惜しかったのは(受賞の)前年の『魔球』で、高校野球をテーマにした上質の青春ミステリーであったのだが、最大の謎である「魔球」の正体をめぐって議論が百出、受賞を逃した経緯があった。
のちに改稿されてこの作品は出版されているが、その魔球の部分は当然のことながらうまく訂正されてある。
せっかくだから、ここで改稿前の正体を書いておくと―。(以下省略)
(P.263の6行目〜10行目より転載)
興味がある方は、「江戸川乱歩賞と日本のミステリー」で、その省略部分の内容をご確認ください。

『魔球』は、昭和39年の高校野球界を描いた作品です。
作者が小学校に入学した年の話なので、執筆には相応の苦労があったと思われますが、この時代にしか成立しない作品ではありました。

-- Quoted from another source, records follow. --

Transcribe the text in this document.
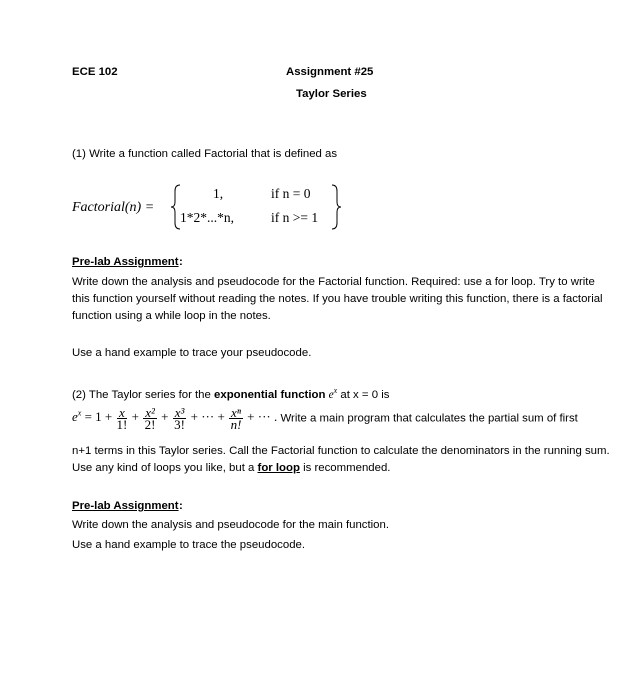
ECE 102	Assignment #25
Taylor Series
(1) Write a function called Factorial that is defined as
Factorial(n) =
1,	if n = 0
1*2*...*n,	if n >= 1
Pre-lab Assignment :
Write down the analysis and pseudocode for the Factorial function. Required: use a for loop. Try to write this function yourself without reading the notes. If you have trouble writing this function, there is a factorial function using a while loop in the notes.
Use a hand example to trace your pseudocode.
(2) The Taylor series for the exponential function $e^x$ at x = 0 is
$e^x = 1 + \frac{x}{1!} + \frac{\text{x²}}{2!} + \frac{\text{x³}}{3!}$ + ··· + $\frac{\text{xⁿ}}{n!}$ + ··· . Write a main program that calculates the partial sum of first
n+1 terms in this Taylor series. Call the Factorial function to calculate the denominators in the running sum. Use any kind of loops you like, but a for loop is recommended.
Pre-lab Assignment :
Write down the analysis and pseudocode for the main function.
Use a hand example to trace the pseudocode.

誰もが「天才」という表現を用いることに躊躇いを覚えない高校球児、須田武志。その彼が敗戦投手になるところから、この物語は始まります。
選抜高校野球の一回戦、武志の右腕一本に頼り切って甲子園の土を踏んだこのチームには、冒頭から、読み手の気持ちを重くする、不穏で危うげな雰囲気が漂っていました。「天才投手」須田には、「夏の甲子園」はないかもしれないと予感させるものがありました。
そしてその想像は、意外な形で的中してしまいます。
捕手であり、主将でもあった北岡明が、何者かに殺害されてしまうのです。須田のストレートを捕球できるのも、1人の天才と8人の凡人とで構成されていたナインを束ねることができるのも、北岡をおいて他には存在しませんでした。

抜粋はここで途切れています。